Au plan politique, l’événement n’est pas sans susciter interrogations et hypothèses. Inégalités sociales, déséquilibres régionaux, corruption… la société marocaine reste un volcan endormi à l’ombre du palais royal. «On entend très souvent, au Maroc, ces deux expressions pour dire l’impuissance, le ras-le-bol, la colère : “Ana mathoun” (“je suis broyé”) et “Tahnouni” (“ils m’ont broyé”). Avec la tragédie de Mouhcine Fikri, on est passé d’une image, d’une métaphore, à sa réalisation. D’une horreur à une autre. De la résignation à l’indignation. C’est ce lien et ce mot (tahn : broyer) qui expliquent, entre autres, l’immense émotion qui traverse tout le pays en ce moment. La colère, légitime, est plus grande qu’avant», ajoute l’écrivain Abdellah Taïa.

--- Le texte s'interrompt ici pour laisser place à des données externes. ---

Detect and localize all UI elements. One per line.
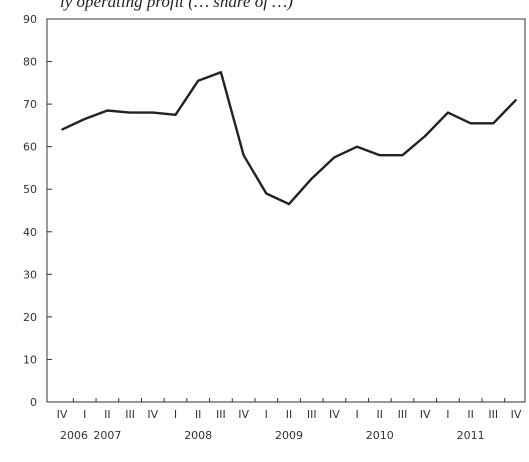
y-tick-label: 40 [23, 226, 37, 239]
y-tick-label: 90 [23, 13, 37, 26]
x-year-label: 2008 [184, 429, 212, 442]
y-tick-label: 70 [23, 98, 37, 111]
x-year-label: 2010 [366, 429, 394, 442]
data-point [174, 113, 177, 116]
data-point [83, 118, 86, 120]
data-point [424, 135, 427, 137]
x-quarter-label: IV [238, 408, 249, 421]
x-quarter-label: I [446, 408, 449, 421]
data-point [106, 109, 109, 112]
y-tick-label: 30 [23, 268, 37, 281]
chart-title: ly operating profit (… share of …) [60, 0, 293, 11]
plot-frame [46, 18, 526, 403]
x-quarter-label: II [104, 408, 111, 421]
x-year-label: 2011 [457, 429, 485, 442]
series-line [61, 70, 517, 206]
x-quarter-label: II [377, 408, 384, 421]
x-quarter-label: III [125, 408, 135, 421]
x-quarter-label: I [174, 408, 177, 421]
data-point [379, 154, 381, 156]
y-tick-label: 60 [23, 141, 37, 154]
y-tick-label: 10 [23, 353, 37, 366]
x-quarter-label: IV [329, 408, 340, 421]
y-tick-label: 20 [23, 311, 37, 324]
y-tick-label: 0 [30, 396, 37, 409]
y-tick-label: 80 [23, 56, 37, 69]
data-point [242, 154, 245, 156]
x-year-label: 2009 [275, 429, 303, 442]
data-point [288, 203, 290, 205]
x-quarter-label: IV [147, 408, 158, 421]
data-point [197, 79, 199, 82]
x-quarter-label: II [467, 408, 474, 421]
data-point [356, 145, 358, 148]
x-quarter-label: III [307, 408, 317, 421]
x-quarter-label: I [83, 408, 86, 421]
data-point [152, 111, 154, 114]
x-quarter-label: III [398, 408, 408, 421]
data-point [220, 71, 222, 73]
data-point [310, 177, 313, 180]
x-quarter-label: II [286, 408, 293, 421]
x-quarter-label: II [195, 408, 202, 421]
data-point [129, 111, 131, 114]
x-quarter-label: III [216, 408, 226, 421]
x-quarter-label: IV [420, 408, 431, 421]
x-quarter-label: IV [57, 408, 68, 421]
x-quarter-label: IV [511, 408, 522, 421]
data-point [447, 111, 449, 114]
y-tick-label: 50 [23, 183, 37, 196]
data-point [492, 122, 495, 125]
data-point [469, 122, 472, 125]
x-quarter-label: I [265, 408, 268, 421]
x-year-label: 2007 [93, 429, 121, 442]
x-year-label: 2006 [60, 429, 88, 442]
data-point [61, 128, 63, 131]
data-point [333, 156, 336, 159]
data-point [401, 154, 404, 156]
x-quarter-label: I [355, 408, 358, 421]
x-quarter-label: III [488, 408, 498, 421]
data-point [265, 192, 268, 195]
data-point [515, 99, 517, 101]
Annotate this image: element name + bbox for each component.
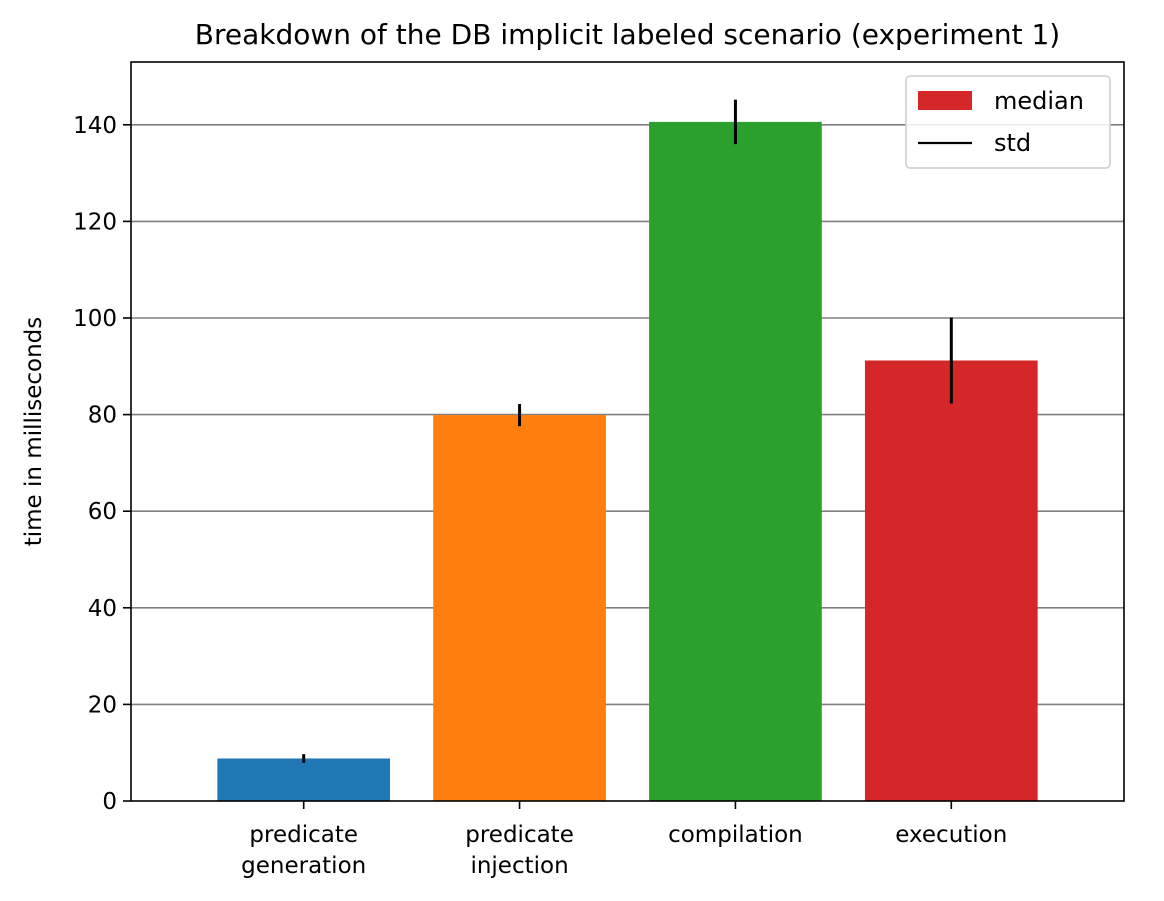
error-bars <box>302 99 953 763</box>
x-tick-label-1: predicate injection <box>465 822 574 879</box>
y-tick-label-3: 60 <box>88 499 117 525</box>
legend: median std <box>905 75 1111 169</box>
legend-std-label: std <box>994 129 1031 157</box>
y-axis-label: time in milliseconds <box>21 317 47 547</box>
y-tick-label-7: 140 <box>73 113 117 139</box>
y-axis-ticks: 0 20 40 60 80 100 120 140 <box>73 113 131 815</box>
chart-title: Breakdown of the DB implicit labeled sce… <box>195 18 1060 51</box>
gridlines <box>131 123 1124 706</box>
y-tick-label-0: 0 <box>102 789 117 815</box>
y-tick-label-4: 80 <box>88 403 117 429</box>
y-tick-label-6: 120 <box>73 209 117 235</box>
x-tick-label-0: predicate generation <box>241 822 366 879</box>
x-tick-label-2: compilation <box>668 822 803 848</box>
legend-median-label: median <box>994 87 1084 115</box>
x-tick-label-3: execution <box>895 822 1007 848</box>
bars <box>217 121 1038 801</box>
bar-0 <box>217 758 391 801</box>
x-axis-ticks: predicate generation predicate injection com… <box>241 801 1007 879</box>
bar-2 <box>649 121 822 801</box>
y-tick-label-2: 40 <box>88 596 117 622</box>
plot-frame <box>130 61 1125 802</box>
bar-3 <box>864 360 1038 801</box>
y-tick-label-1: 20 <box>88 692 117 718</box>
y-tick-label-5: 100 <box>73 306 117 332</box>
bar-1 <box>433 415 606 801</box>
legend-median-swatch <box>918 91 972 110</box>
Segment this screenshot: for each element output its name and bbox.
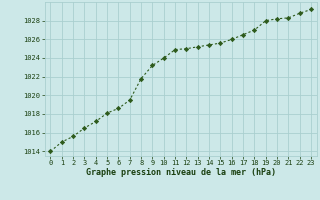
- X-axis label: Graphe pression niveau de la mer (hPa): Graphe pression niveau de la mer (hPa): [86, 168, 276, 177]
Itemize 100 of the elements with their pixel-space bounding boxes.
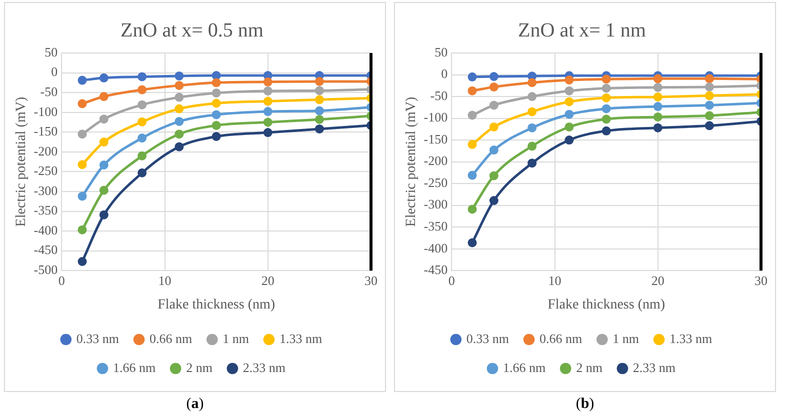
- point: [212, 88, 221, 98]
- y-tick-label: 0: [441, 66, 448, 82]
- point: [174, 142, 184, 152]
- y-tick-label: -200: [34, 143, 58, 158]
- point: [468, 140, 477, 149]
- point: [263, 107, 272, 116]
- point: [653, 92, 662, 102]
- legend-label: 2 nm: [576, 360, 602, 375]
- point: [314, 86, 324, 96]
- point: [528, 78, 537, 88]
- point: [212, 132, 221, 141]
- point: [704, 91, 714, 100]
- point: [653, 82, 662, 92]
- point: [314, 95, 324, 104]
- y-tick-label: -250: [424, 174, 448, 190]
- point: [212, 110, 221, 120]
- y-tick-label: -150: [424, 131, 448, 146]
- y-tick-label: 50: [44, 44, 58, 60]
- chart-title: ZnO at x= 0.5 nm: [120, 19, 264, 42]
- y-axis-title: Electric potential (mV): [404, 96, 420, 227]
- y-tick-label: 50: [434, 44, 448, 60]
- legend-label: 1.33 nm: [279, 330, 322, 346]
- legend-label: 0.66 nm: [540, 330, 582, 346]
- legend-label: 2.33 nm: [632, 360, 676, 375]
- point: [174, 104, 184, 114]
- point: [468, 72, 477, 82]
- point: [99, 92, 108, 102]
- point: [602, 84, 611, 93]
- legend-label: 2.33 nm: [242, 360, 286, 375]
- point: [704, 82, 714, 92]
- point: [653, 123, 662, 132]
- point: [174, 130, 184, 139]
- point: [138, 168, 147, 178]
- text: (b): [574, 396, 596, 413]
- y-tick-label: -50: [430, 88, 448, 103]
- x-tick-label: 20: [651, 272, 664, 288]
- point: [489, 100, 498, 110]
- point: [138, 151, 147, 160]
- point: [489, 122, 498, 132]
- point: [263, 118, 272, 127]
- point: [528, 142, 537, 151]
- point: [489, 82, 498, 92]
- point: [564, 86, 574, 96]
- point: [653, 74, 662, 84]
- point: [314, 114, 324, 124]
- point: [314, 76, 324, 86]
- point: [564, 75, 574, 84]
- point: [99, 210, 108, 220]
- point: [99, 160, 108, 170]
- point: [314, 106, 324, 116]
- legend-label: 0.66 nm: [150, 330, 192, 346]
- point: [212, 98, 221, 108]
- point: [564, 122, 574, 132]
- point: [263, 128, 272, 138]
- y-tick-label: -350: [34, 202, 58, 218]
- y-tick-label: -400: [424, 240, 448, 256]
- point: [653, 102, 662, 112]
- point: [468, 238, 477, 248]
- point: [174, 80, 184, 90]
- point: [99, 186, 108, 195]
- y-axis-title: Electric potential (mV): [14, 96, 30, 227]
- point: [489, 72, 498, 81]
- point: [314, 124, 324, 134]
- point: [138, 72, 147, 82]
- point: [528, 123, 537, 132]
- point: [138, 85, 147, 94]
- x-axis-title: Flake thickness (nm): [158, 297, 276, 312]
- point: [468, 110, 477, 120]
- point: [528, 107, 537, 116]
- point: [704, 100, 714, 110]
- point: [78, 225, 87, 234]
- point: [468, 170, 477, 180]
- y-tick-label: -400: [34, 222, 58, 238]
- point: [212, 78, 221, 88]
- y-tick-label: -350: [424, 218, 448, 234]
- y-tick-label: -450: [34, 242, 58, 258]
- x-tick-label: 10: [548, 272, 562, 288]
- x-tick-label: 30: [754, 272, 768, 288]
- point: [138, 134, 147, 143]
- chart-title: ZnO at x= 1 nm: [518, 19, 646, 42]
- y-tick-label: -450: [424, 262, 448, 278]
- point: [78, 130, 87, 139]
- y-tick-label: -200: [424, 153, 448, 168]
- point: [602, 126, 611, 136]
- point: [78, 76, 87, 85]
- point: [602, 93, 611, 102]
- text: (a): [185, 396, 205, 413]
- point: [174, 92, 184, 102]
- point: [704, 111, 714, 120]
- x-axis-title: Flake thickness (nm): [548, 297, 666, 312]
- point: [704, 121, 714, 130]
- point: [78, 160, 87, 170]
- point: [564, 136, 574, 145]
- point: [263, 77, 272, 86]
- point: [99, 73, 108, 82]
- y-tick-label: -150: [34, 124, 58, 139]
- legend-label: 1 nm: [612, 330, 639, 346]
- point: [489, 171, 498, 180]
- point: [468, 204, 477, 214]
- point: [468, 86, 477, 96]
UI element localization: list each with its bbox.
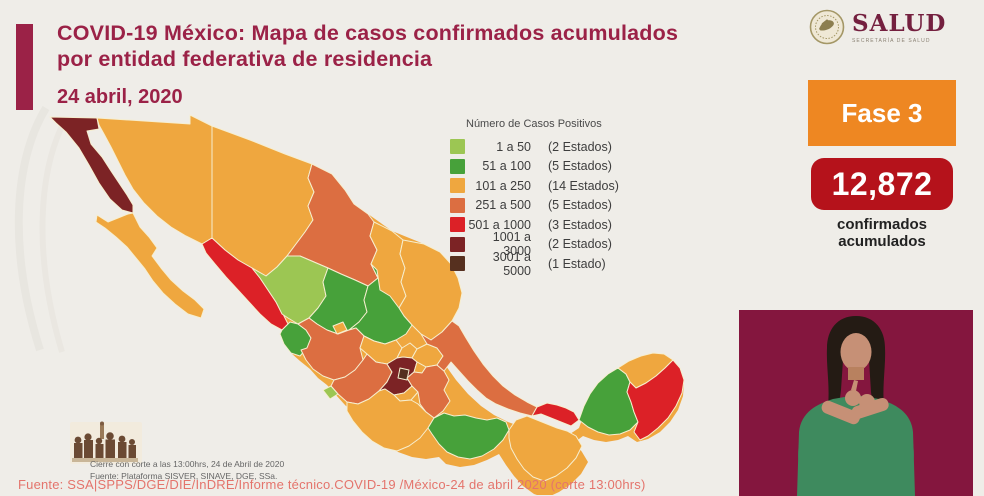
state-chiapas xyxy=(508,415,583,482)
legend-range: 1001 a 3000 xyxy=(492,230,531,259)
state-tabasco xyxy=(531,402,580,427)
legend-count: (1 Estado) xyxy=(548,256,606,271)
cases-badge: 12,872 xyxy=(811,158,953,210)
legend-swatch xyxy=(450,197,465,213)
state-baja-california xyxy=(49,116,134,214)
footer-cutoff-note: Cierre con corte a las 13:00hrs, 24 de A… xyxy=(90,459,285,469)
salud-wordmark-block: SALUD SECRETARÍA DE SALUD xyxy=(852,8,947,45)
eagle-seal-icon xyxy=(809,9,845,45)
cases-total: 12,872 xyxy=(831,165,933,202)
legend-swatch xyxy=(450,158,465,174)
footer-source: Fuente: SSA|SPPS/DGE/DIE/InDRE/Informe t… xyxy=(18,477,646,492)
left-accent-bar xyxy=(16,24,33,110)
legend-count: (5 Estados) xyxy=(548,159,612,174)
legend-swatch xyxy=(450,256,465,272)
state-quintana-roo xyxy=(626,359,685,441)
cases-caption-line2: acumulados xyxy=(838,233,926,250)
interpreter-panel xyxy=(739,310,973,496)
cases-caption-line1: confirmados xyxy=(836,216,927,233)
state-cdmx xyxy=(397,367,410,381)
salud-logo: SALUD SECRETARÍA DE SALUD xyxy=(808,8,968,48)
state-veracruz xyxy=(420,320,538,417)
cases-caption: confirmados acumulados xyxy=(808,216,956,250)
state-oaxaca xyxy=(427,412,510,460)
phase-label: Fase 3 xyxy=(841,97,923,128)
legend-count: (2 Estados) xyxy=(548,139,612,154)
legend-row: 501 a 1000 (3 Estados) xyxy=(450,215,680,235)
legend-row: 51 a 100 (5 Estados) xyxy=(450,157,680,177)
legend-swatch xyxy=(450,217,465,233)
legend-count: (14 Estados) xyxy=(548,178,619,193)
state-sonora xyxy=(96,114,213,245)
page-title-line2: por entidad federativa de residencia xyxy=(57,47,433,71)
phase-badge: Fase 3 xyxy=(808,80,956,146)
mexico-map xyxy=(49,114,685,495)
legend-range: 101 a 250 xyxy=(475,178,531,193)
legend-count: (5 Estados) xyxy=(548,198,612,213)
report-date: 24 abril, 2020 xyxy=(57,86,183,108)
page-title-line1: COVID-19 México: Mapa de casos confirmad… xyxy=(57,21,679,45)
legend-range: 1 a 50 xyxy=(496,139,531,154)
legend-range: 251 a 500 xyxy=(475,198,531,213)
background-watermark xyxy=(14,105,69,353)
legend-row: 1001 a 3000 (2 Estados) xyxy=(450,230,680,258)
legend-range: 501 a 1000 xyxy=(468,217,531,232)
legend-count: (2 Estados) xyxy=(548,237,612,252)
legend-swatch xyxy=(450,139,465,155)
interpreter-figure xyxy=(797,316,915,496)
legend-swatch xyxy=(450,178,465,194)
legend-row: 101 a 250 (14 Estados) xyxy=(450,176,680,196)
legend-range: 51 a 100 xyxy=(482,159,531,174)
state-san-luis-potosi xyxy=(348,263,413,345)
legend-count: (3 Estados) xyxy=(548,217,612,232)
map-states xyxy=(49,114,685,495)
state-aguascalientes xyxy=(332,321,348,335)
state-baja-california-sur xyxy=(95,212,205,319)
state-colima xyxy=(322,385,339,400)
legend-row: 3001 a 5000 (1 Estado) xyxy=(450,250,680,278)
legend-swatch xyxy=(450,236,465,252)
salud-wordmark: SALUD xyxy=(852,10,947,37)
salud-subtitle: SECRETARÍA DE SALUD xyxy=(852,38,931,44)
page-title: COVID-19 México: Mapa de casos confirmad… xyxy=(57,20,777,72)
legend-title: Número de Casos Positivos xyxy=(466,118,602,130)
legend: Número de Casos Positivos 1 a 50 (2 Esta… xyxy=(450,118,680,278)
crowd-graphic xyxy=(70,421,142,464)
legend-row: 251 a 500 (5 Estados) xyxy=(450,196,680,216)
footer-platform-note: Fuente: Plataforma SISVER, SINAVE, DGE, … xyxy=(90,471,278,481)
legend-row: 1 a 50 (2 Estados) xyxy=(450,137,680,157)
legend-range: 3001 a 5000 xyxy=(492,249,531,278)
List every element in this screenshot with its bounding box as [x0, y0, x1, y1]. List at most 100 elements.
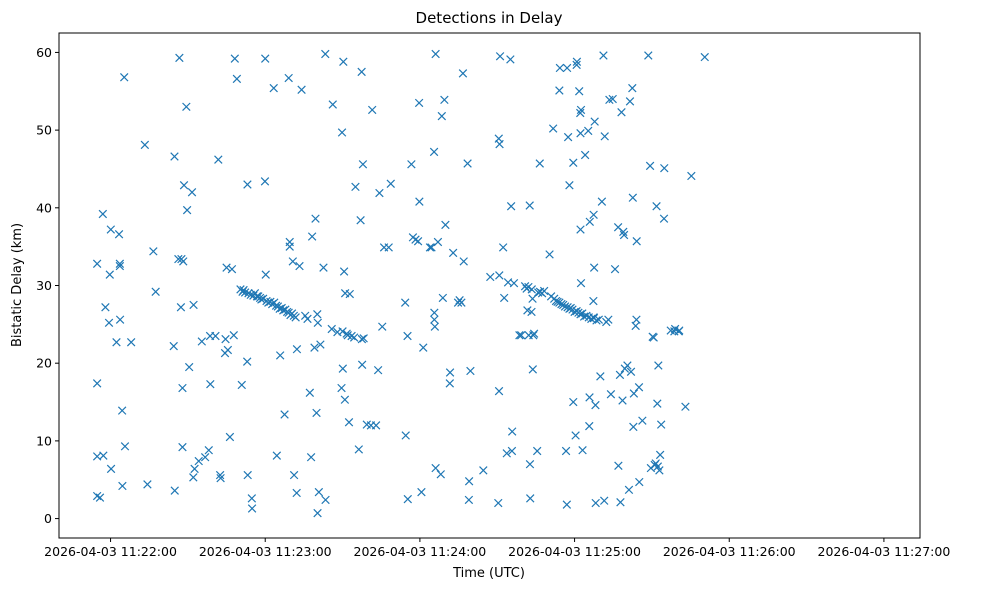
- data-point: [495, 52, 505, 61]
- data-point: [104, 318, 114, 328]
- data-point: [151, 287, 160, 296]
- data-point: [580, 150, 590, 160]
- data-point: [303, 314, 312, 324]
- data-point: [545, 250, 554, 259]
- data-point: [292, 488, 301, 498]
- data-point: [214, 155, 223, 164]
- data-point: [216, 473, 225, 483]
- data-point: [403, 494, 413, 504]
- data-point: [337, 128, 347, 137]
- data-point: [197, 337, 207, 346]
- data-point: [440, 95, 449, 105]
- data-point: [464, 477, 474, 486]
- data-point: [179, 181, 189, 190]
- data-point: [626, 367, 636, 376]
- data-point: [354, 445, 364, 454]
- data-point: [357, 360, 367, 369]
- data-point: [459, 257, 468, 266]
- data-point: [655, 450, 665, 460]
- data-point: [313, 310, 322, 319]
- data-point: [225, 432, 235, 442]
- data-point: [585, 217, 595, 227]
- data-point: [632, 315, 641, 324]
- data-point: [606, 390, 616, 399]
- data-point: [401, 431, 410, 440]
- data-point: [532, 446, 542, 456]
- data-point: [494, 386, 504, 396]
- data-point: [437, 111, 447, 121]
- data-point: [569, 158, 578, 167]
- data-point: [285, 242, 294, 251]
- data-point: [206, 379, 215, 389]
- data-point: [311, 214, 320, 223]
- data-point: [232, 74, 242, 84]
- data-point: [438, 293, 448, 303]
- data-point: [115, 259, 125, 268]
- data-point: [571, 431, 580, 440]
- data-point: [319, 263, 328, 272]
- data-point: [227, 264, 237, 274]
- data-point: [292, 344, 302, 354]
- data-point: [261, 270, 270, 279]
- data-point: [170, 152, 179, 161]
- data-point: [314, 487, 324, 497]
- data-point: [572, 57, 582, 66]
- data-point: [653, 399, 662, 408]
- data-point: [415, 197, 424, 206]
- data-point: [629, 422, 638, 432]
- data-point: [175, 53, 184, 63]
- data-point: [243, 470, 252, 480]
- x-axis-ticks: 2026-04-03 11:22:00 2026-04-03 11:23:00 20…: [44, 538, 950, 559]
- data-point: [269, 83, 278, 93]
- data-point: [589, 296, 598, 306]
- data-point: [312, 408, 321, 418]
- data-point: [539, 286, 549, 296]
- data-point: [495, 139, 504, 149]
- data-point: [431, 463, 440, 473]
- data-point: [174, 254, 183, 264]
- data-point: [229, 330, 239, 340]
- data-point: [495, 271, 504, 280]
- data-point: [560, 302, 570, 311]
- data-point: [634, 383, 644, 392]
- data-point: [687, 171, 696, 181]
- data-point: [242, 357, 252, 366]
- data-point: [585, 421, 594, 431]
- data-point: [591, 400, 600, 410]
- data-point: [275, 351, 285, 360]
- data-point: [118, 481, 127, 491]
- data-point: [349, 333, 359, 342]
- data-point: [92, 259, 102, 268]
- data-point: [561, 446, 571, 456]
- data-point: [384, 243, 393, 252]
- data-point: [358, 160, 368, 169]
- data-point: [211, 331, 220, 341]
- data-point: [413, 236, 423, 246]
- data-point: [120, 442, 130, 451]
- data-point: [204, 445, 213, 455]
- y-tick-label: 10: [36, 433, 52, 448]
- data-point: [463, 159, 472, 168]
- data-point: [562, 63, 572, 73]
- data-point: [400, 298, 410, 307]
- data-point: [507, 446, 517, 456]
- data-point: [189, 300, 198, 310]
- y-tick-label: 50: [36, 123, 52, 138]
- data-point: [509, 278, 519, 288]
- x-tick-label: 2026-04-03 11:22:00: [44, 544, 177, 559]
- data-point: [140, 140, 150, 150]
- x-axis-label: Time (UTC): [452, 566, 525, 581]
- data-point: [486, 272, 495, 282]
- data-point: [187, 188, 197, 197]
- data-point: [247, 494, 257, 503]
- data-point: [101, 303, 110, 312]
- data-point: [215, 470, 225, 480]
- data-point: [655, 466, 664, 475]
- data-point: [373, 365, 383, 375]
- data-point: [506, 202, 516, 211]
- data-point: [117, 406, 127, 415]
- data-point: [584, 126, 593, 136]
- data-point: [126, 337, 136, 347]
- data-point: [585, 393, 594, 402]
- data-point: [357, 67, 366, 77]
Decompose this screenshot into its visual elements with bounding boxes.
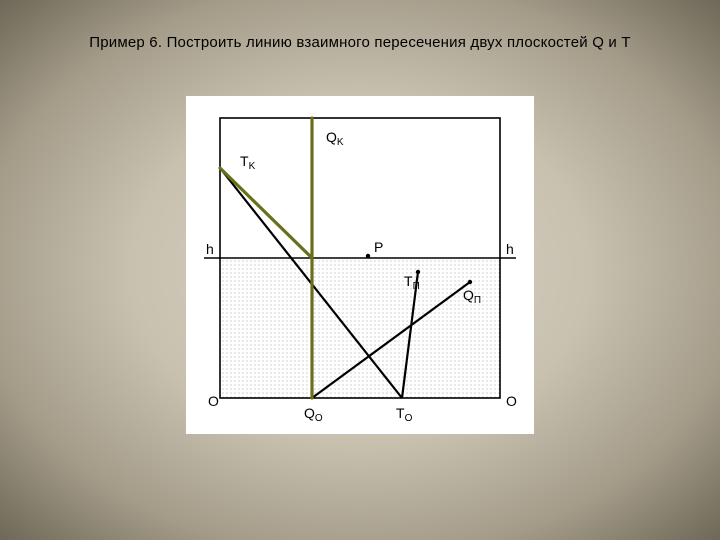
svg-text:h: h — [206, 241, 214, 257]
svg-text:QK: QK — [326, 129, 344, 148]
svg-text:O: O — [208, 393, 219, 409]
slide-title: Пример 6. Построить линию взаимного пере… — [0, 34, 720, 51]
svg-text:QO: QO — [304, 405, 323, 424]
svg-text:TO: TO — [396, 405, 413, 424]
svg-text:P: P — [374, 239, 383, 255]
svg-text:O: O — [506, 393, 517, 409]
slide-stage: { "title": "Пример 6. Построить линию вз… — [0, 0, 720, 540]
diagram-figure: QKTKhhPTПQПOOQOTO — [186, 96, 534, 434]
svg-text:TK: TK — [240, 153, 256, 172]
diagram-svg: QKTKhhPTПQПOOQOTO — [186, 96, 534, 434]
svg-text:h: h — [506, 241, 514, 257]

Du coup, on a pu voir surgir le spectre de la révolte dans la forte mobilisation autour de l’événement tragique. Les germes d’une insurrection, à l’image de celle qui a emporté le régime tunisien, à la suite de l’immolation de Mohamed Bouazizi, le 17 décembre 2010.

«Ce qui s’est passé dans le nord du pays renseigne beaucoup plus sur les transformations de la société marocaine que sur une situation de crise», objecte Mohamed Tozy, professeur de sciences politiques à l’université d’Aix-en-Provence et à l’école de gouvernance et d’économie de Rabat. Le politologue analyse la situation en termes de «ce qui est supportable par les gens et ce qui ne l’est plus». Selon lui, «il existe une sorte de fossé entre les promesses de réforme et la manière avec laquelle fonctionne l’administration au quotidien dans certaines zones. La corruption est encore très fréquente et l’application des règles est à géométrie variable. C’est ce qui explique cette réaction dans plusieurs villes du royaume». Dans tous les cas, «on n’est pas dans l’émeute, assure-t-il, car on a assisté à des manifestations bien encadrées, les incidents sont vraiment marginaux. La colère est légitime, mais la façon dont elle a été exprimée indique une évolution politique relativement importante». Dans le même ordre d’idées, Mohamed Tozy note enfin une gestion «convenable» de la situation de la part des forces de l’ordre.

A tous les échelons

Une chose est sûre, la benne meurtrière d’Al-Hoceïma a provoqué une onde de choc dans le pays. Situation plutôt inhabituelle, les manifestations ont fait immédiatement tache d’huile à travers les grandes villes. Il est une expression qui occupe plus que jamais les esprits, nourrit l’indignation : la «hogra», ce mélange d’abus de pouvoir et d’humiliation, un poison dont l’usage est fréquent à tous les échelons d’un appareil administratif, fiscal, policier oppressant, qui prend racine jusque dans le quartier, le pâté de maisons, l’immeuble. Au-delà des analyses qui révèlent, fort justement, nombre d’évolutions dues aux combats que mènent les associations et autres organisations progressistes, le constat est incontournable : la «hogra» demeure le lot quotidien des plus faibles, des femmes en particulier, des minorités et des jeunes, souvent, des plus pauvres, toujours. Il faut croire que c’est le dernier souci des islamistes, à nouveau vainqueurs des législatives en juillet dernier. Au pouvoir depuis cinq ans, ils ne font rien, avec le makhzen, contre la persistance de ces atteintes aux droits et la corruption… Un détonateur en sommeil.

(1) La 22e conférence sur le climat, COP22, se tiendra du 7 au 18 novembre à Marrakech

(2) Abdellah Taïa est l’auteur du «Jour du roi» (Seuil, 2010), prix de Flore 2010.